God has added these to the Word of the gospel
to represent better to our external senses
both what God enables us to understand by the Word
and what he does inwardly in our hearts,
confirming in us
the salvation he imparts to us.' Belgic Coonfession 33 in Todd Billings, 'Sacraments' in Christian Dogmatics: Reformed Theology for the Church Catholic (Edited by Michael Allen & Scott R Swain), p.342.
'One is immediately struck in 1 Peter with two contrary reactions of outsiders to the soft missionary difference. On the one hand, there is angered surprise and blaspheming from non-Christians that Christians are no longer joining them "in the same excesses of dissipation" (4:4). The Christian difference is the cause of discrimination and persecution. Moreover, 1 Peter tells us, such negative reaction is to be expected from non-Christians. Christians should not be surprised by the "fiery ordeal" which they have to endure (4:12). The negative reactions of non-Christians do not rest on misunderstanding, but are rooted in the inner logic of the non-Christian constellation of values which seem incompatible with the values of Christians. On the other hand, one of the central passages in 1 Peter entertains a lively hope that precisely the Christian difference - outwardly visible in their good deeds - will cause non-Christians to see the truth and eventually convert (2:12,15; 3:1;3:16). This expectation presupposes overlap between Christan and non-Christian constellations of values. The good works of Christians can be appreciated by non-Christians and look attractive to them.'
Miroslav Volf, Soft Difference: Theological Reflections on the Relation Between Church and Culture in 1 Peter, p.25.

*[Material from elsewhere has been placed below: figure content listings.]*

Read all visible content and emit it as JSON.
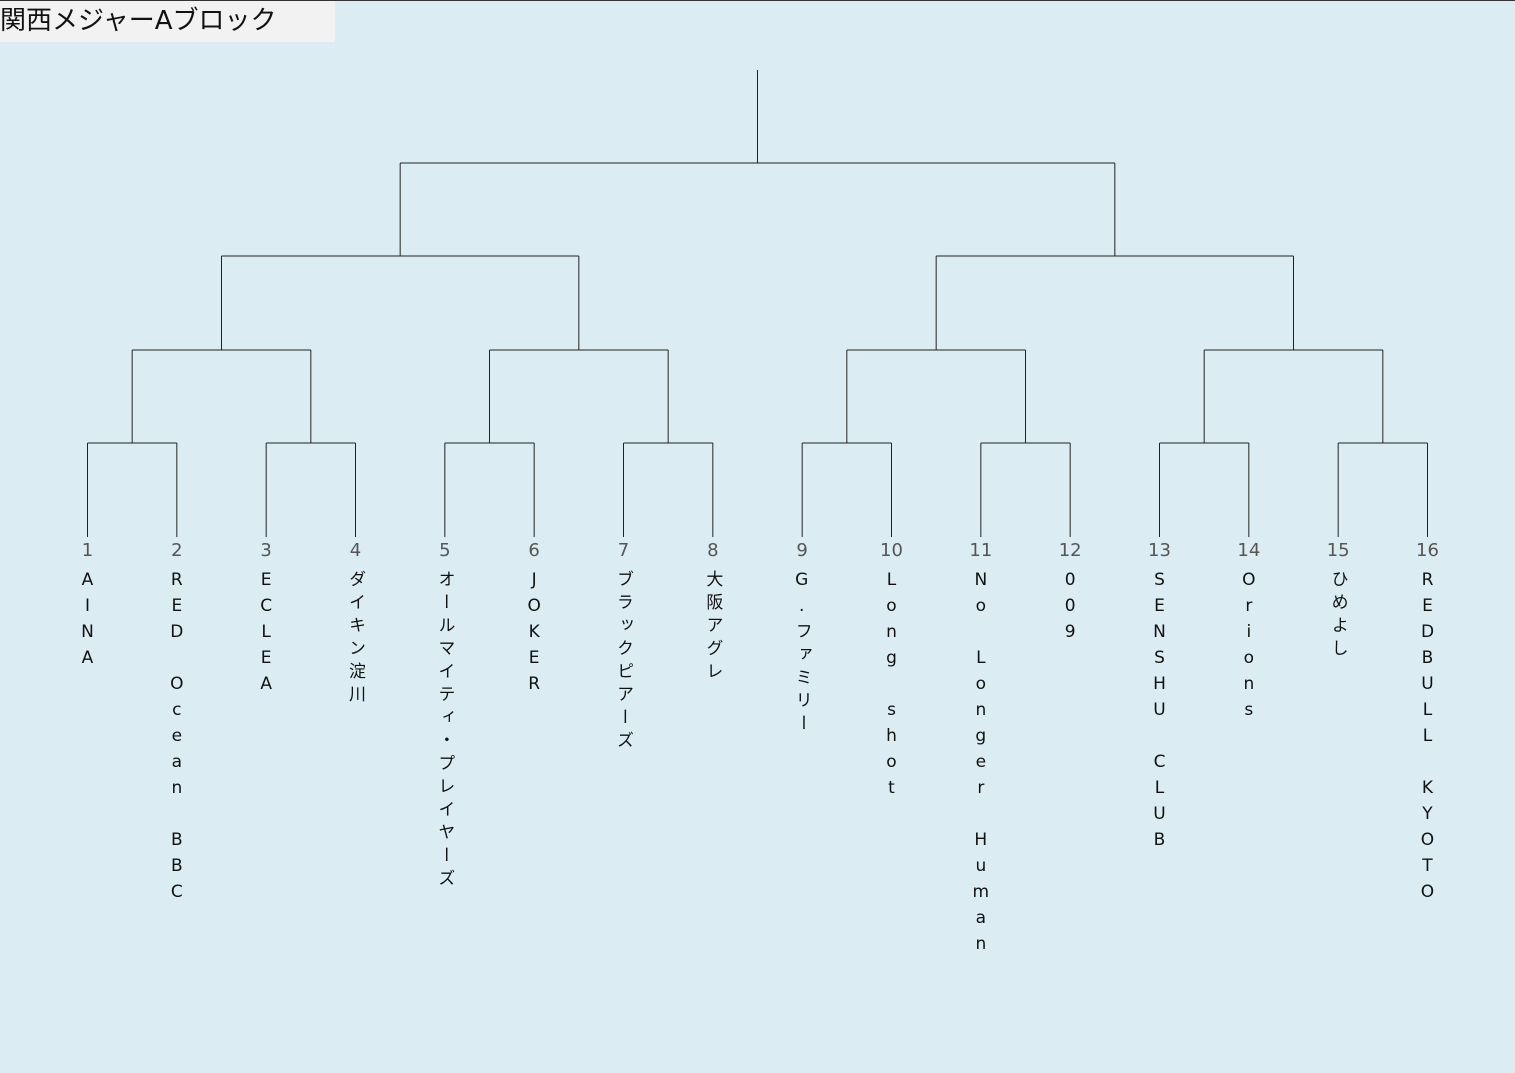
{
  "title": "関西メジャーAブロック",
  "teams": [
    {
      "seed": 1,
      "name": "AINA"
    },
    {
      "seed": 2,
      "name": "RED Ocean BBC"
    },
    {
      "seed": 3,
      "name": "ECLEA"
    },
    {
      "seed": 4,
      "name": "ダイキン淀川"
    },
    {
      "seed": 5,
      "name": "オールマイティ・プレイヤーズ"
    },
    {
      "seed": 6,
      "name": "JOKER"
    },
    {
      "seed": 7,
      "name": "ブラックピアーズ"
    },
    {
      "seed": 8,
      "name": "大阪アグレ"
    },
    {
      "seed": 9,
      "name": "G.ファミリー"
    },
    {
      "seed": 10,
      "name": "Long shot"
    },
    {
      "seed": 11,
      "name": "No Longer Human"
    },
    {
      "seed": 12,
      "name": "009"
    },
    {
      "seed": 13,
      "name": "SENSHU CLUB"
    },
    {
      "seed": 14,
      "name": "Orions"
    },
    {
      "seed": 15,
      "name": "ひめよし"
    },
    {
      "seed": 16,
      "name": "REDBULL KYOTO"
    }
  ]
}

'Notice the significance of the new birth for Christian social identity. Christians do not come into their social world from outside seeking either to accommodate to their new home (like second generation immigrants would), shape it in the image of the one they have left behind (like colonizers would), or establish a little haven in the strange new world reminiscent of the old (as resident aliens would). They are not outsiders who either seek to become insiders or maintain strenuously the status of outsiders. Christians are the insiders who have diverted from their culture by being born again. They are by definition those who are not what they used to be, those who do not live like they used to live. Christian difference is therefore not an insertion of something new into the old from outside, but a bursting out of the new precisely within the proper space of the old.'
Miroslav Volf, Soft Difference: Theological Reflections on the Relation Between Church and Culture in 1 Peter, p.18.